I’m working with the TI TDA4VM (J721E) SoC (TI SK-TDA4VM + BeagleBone AI64), and am wondering if someone can describe the GE8430 Vulkan implementations hard dependency on X11?
I’m primarily interested in Wayland and Direct to Display on systems that do not allow/offer X11.
Welcome to the PVR Developer forum. I’d be happy to assist you. However, I’m not sure if I fully understand your question. Are you suggesting that Vulkan is tightly coupled with X11 on this platform, or do you believe it might be the case here? Is this limitation documented anywhere for this platform?
Are you encountering any issues related to Vulkan’s dependency on X11 on this platform, or are you looking for guidance on how to work with different windowing systems?
The choice of the windowing system often depends on the OS and it’s various distributions available (unix/linux/android/windows etc.) and your specific requirements. It might be helpful to experiment with different surface creation options while enabling relevant extensions in Vulkan, such as VK_KHR_wayland_surface, VK_KHR_xcb_surface, and VK_KHR_xlib_surface.
I think the proper approach is to use function pointers, and not require back end libraries at link time. This removes the build time dependency, and prevents having to create shims. So if at runtime you only use direct to display, there is no need to link with xcb or wayland. If you only use wayland, no need for xcb. If using direct to display, no need for either xcb, or wayland. To add this functionality is quite a simple solution and makes the driver much more usable.

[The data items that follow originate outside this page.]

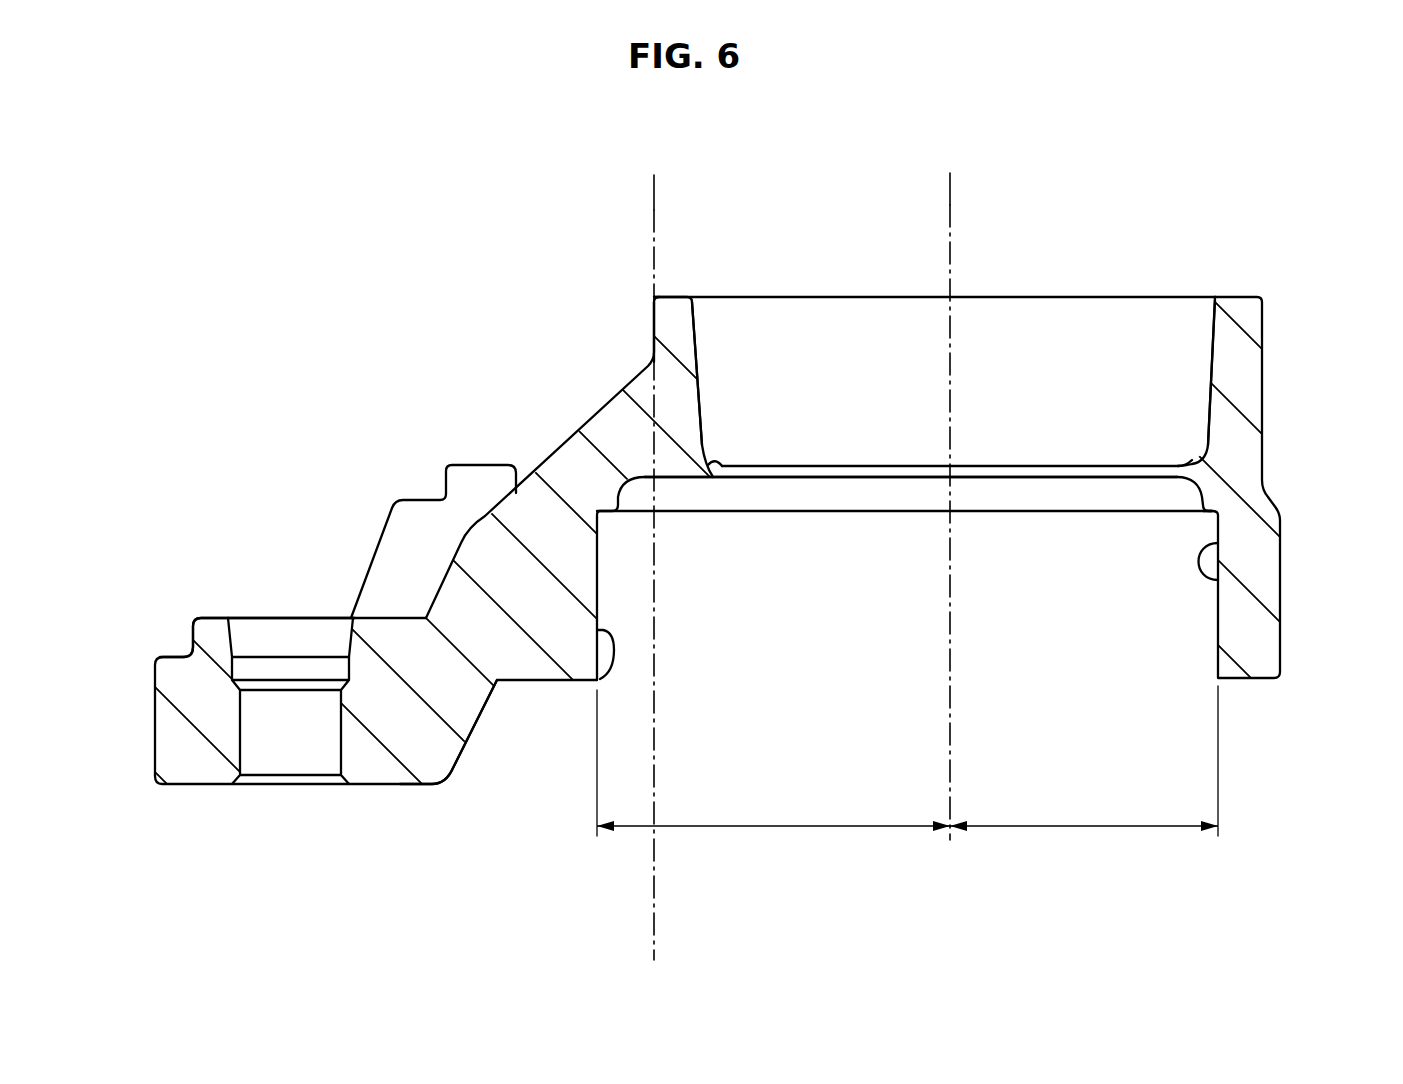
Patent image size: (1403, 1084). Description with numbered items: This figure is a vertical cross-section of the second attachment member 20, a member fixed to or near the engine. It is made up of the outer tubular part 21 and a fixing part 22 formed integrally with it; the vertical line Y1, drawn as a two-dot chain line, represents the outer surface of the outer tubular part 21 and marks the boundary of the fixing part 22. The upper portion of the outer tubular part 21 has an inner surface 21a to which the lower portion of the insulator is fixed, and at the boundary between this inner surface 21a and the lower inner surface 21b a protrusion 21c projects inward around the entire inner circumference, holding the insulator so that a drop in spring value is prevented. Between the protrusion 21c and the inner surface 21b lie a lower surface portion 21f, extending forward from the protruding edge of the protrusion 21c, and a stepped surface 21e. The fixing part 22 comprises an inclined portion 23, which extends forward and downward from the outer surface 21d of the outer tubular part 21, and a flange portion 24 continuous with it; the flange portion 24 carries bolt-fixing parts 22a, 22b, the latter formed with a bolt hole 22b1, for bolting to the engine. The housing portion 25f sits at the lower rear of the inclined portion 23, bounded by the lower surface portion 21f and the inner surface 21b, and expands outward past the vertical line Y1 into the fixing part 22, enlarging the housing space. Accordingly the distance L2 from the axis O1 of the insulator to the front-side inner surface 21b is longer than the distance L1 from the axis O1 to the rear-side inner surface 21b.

The second attachment member 20 is at (1186, 232).
The outer tubular part 21 is at (1262, 340).
The inner surface 21a is at (693, 343).
The inner surface 21b is at (594, 678).
The protrusion 21c is at (716, 462).
The outer surface 21d is at (652, 328).
The stepped surface 21e is at (606, 518).
The lower surface portion 21f is at (690, 478).
The fixing part 22 is at (328, 418).
The bolt-fixing part 22a is at (487, 463).
The bolt-fixing part 22b is at (207, 616).
The bolt hole 22b1 is at (233, 643).
The inclined portion 23 is at (602, 432).
The flange portion 24 is at (428, 766).
The housing portion 25f is at (681, 566).
The vertical line Y1 is at (654, 193).
The axis O1 is at (950, 230).
The distance L1 is at (1084, 761).
The distance L2 is at (773, 763).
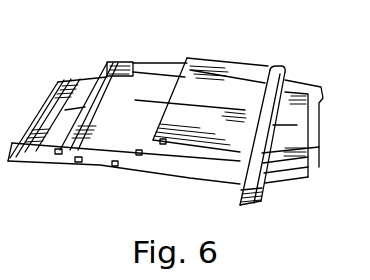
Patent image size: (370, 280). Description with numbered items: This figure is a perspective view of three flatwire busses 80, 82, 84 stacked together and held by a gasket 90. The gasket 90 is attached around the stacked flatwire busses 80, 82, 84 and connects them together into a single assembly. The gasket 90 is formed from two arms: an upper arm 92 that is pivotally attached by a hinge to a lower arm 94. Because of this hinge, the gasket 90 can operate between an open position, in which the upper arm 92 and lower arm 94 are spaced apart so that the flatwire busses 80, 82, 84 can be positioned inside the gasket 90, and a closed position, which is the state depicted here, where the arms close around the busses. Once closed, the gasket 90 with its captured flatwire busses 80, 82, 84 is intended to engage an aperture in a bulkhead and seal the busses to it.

The flatwire bus 80 is at (66, 78).
The flatwire bus 82 is at (117, 61).
The flatwire bus 84 is at (197, 62).
The gasket 90 is at (277, 70).
The upper arm 92 is at (240, 192).
The lower arm 94 is at (263, 208).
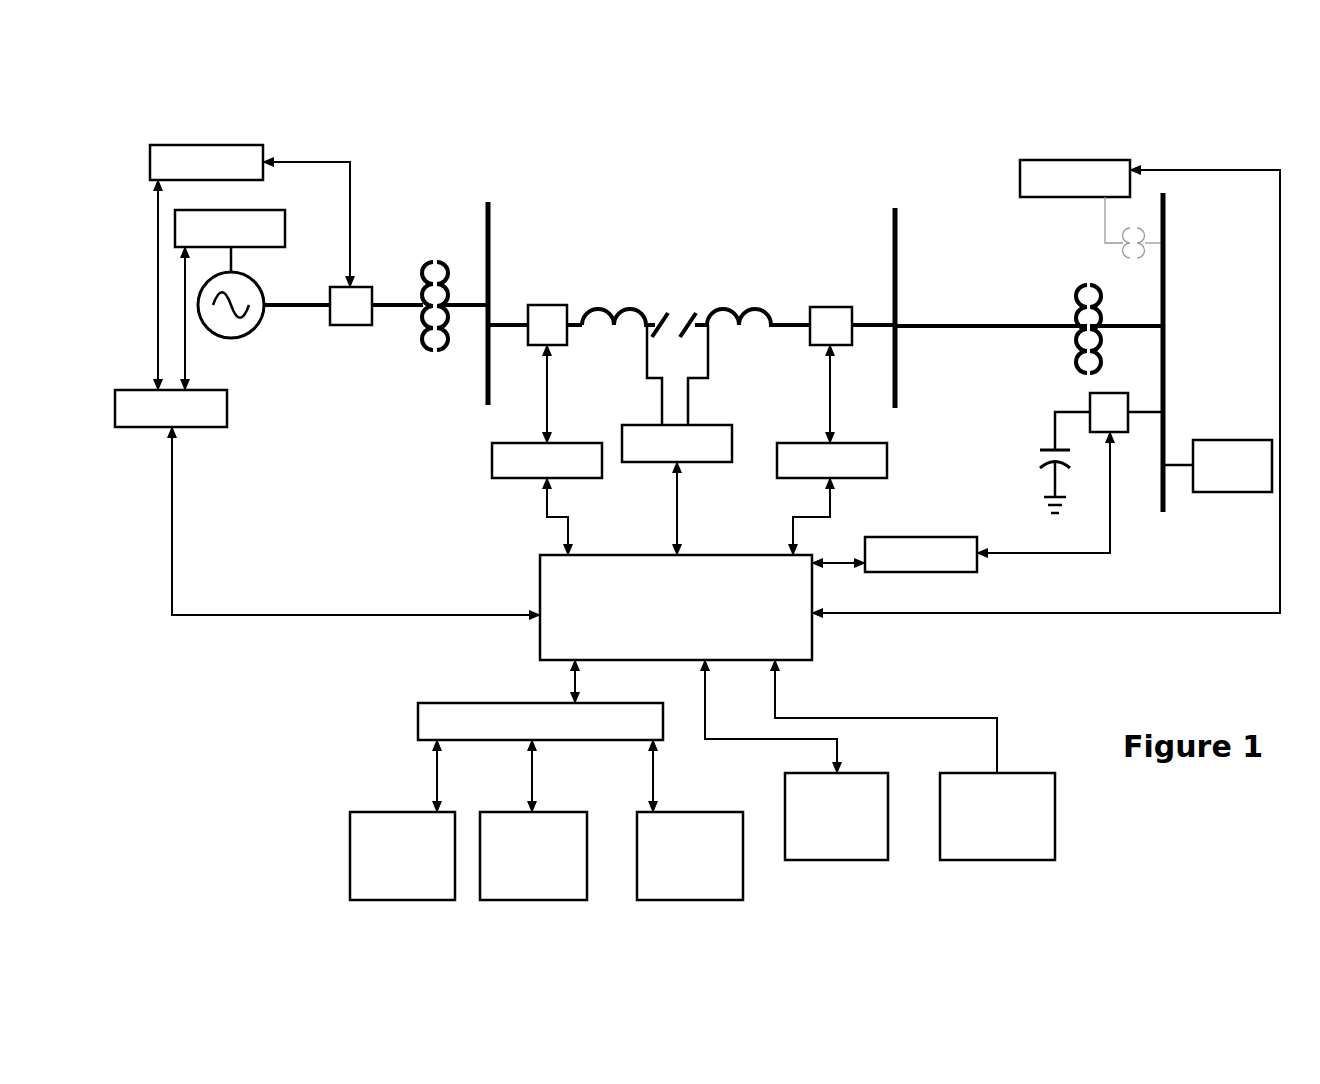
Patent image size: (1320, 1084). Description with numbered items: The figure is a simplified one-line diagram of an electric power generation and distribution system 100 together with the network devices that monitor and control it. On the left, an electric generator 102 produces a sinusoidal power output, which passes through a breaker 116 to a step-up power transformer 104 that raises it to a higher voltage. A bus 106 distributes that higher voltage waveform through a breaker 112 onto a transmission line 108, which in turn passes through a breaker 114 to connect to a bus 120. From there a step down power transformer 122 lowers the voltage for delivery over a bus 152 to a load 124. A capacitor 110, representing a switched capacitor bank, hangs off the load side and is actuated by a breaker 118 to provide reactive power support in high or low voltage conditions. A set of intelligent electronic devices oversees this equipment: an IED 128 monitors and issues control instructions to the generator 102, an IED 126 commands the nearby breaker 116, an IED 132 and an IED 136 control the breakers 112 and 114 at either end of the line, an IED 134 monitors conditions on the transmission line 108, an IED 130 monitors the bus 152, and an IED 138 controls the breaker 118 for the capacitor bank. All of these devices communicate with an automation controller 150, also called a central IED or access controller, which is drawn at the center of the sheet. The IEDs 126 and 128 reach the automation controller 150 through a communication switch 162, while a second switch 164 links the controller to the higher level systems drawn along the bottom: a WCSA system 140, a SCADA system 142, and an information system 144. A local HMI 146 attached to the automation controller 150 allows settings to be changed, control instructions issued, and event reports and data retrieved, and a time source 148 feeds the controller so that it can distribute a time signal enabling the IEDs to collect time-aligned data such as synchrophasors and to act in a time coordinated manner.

After checking with our DDK linux team on this, I was told that “For Vulkan, the various supported window systems are specified when the DDK is built, using the SUPPORT_VK_PLATFORMS environment variable” which is set according to the platforms supported in Yocto e.g. which may not be the case with TI. They think the problem here could be that the IMG DDK Vulkan library is closed source, and so TI build it with all window systems enabled, to cover all potential use cases, and distribute it in binary form to customers" To confirm which we would need to discuss with TI if that is the case here.
Please clarify from your DDK linux team why they are static linking instead of dynamic loading. Which means you need everything (wayland/xcb) present on an OS image for it to run. This may make sense in a desktop scenario, not an embedded Linux scenario. X11 adds a large amount of useless things in the case of embedded Linux only using Wayland. This should be raised as a bug.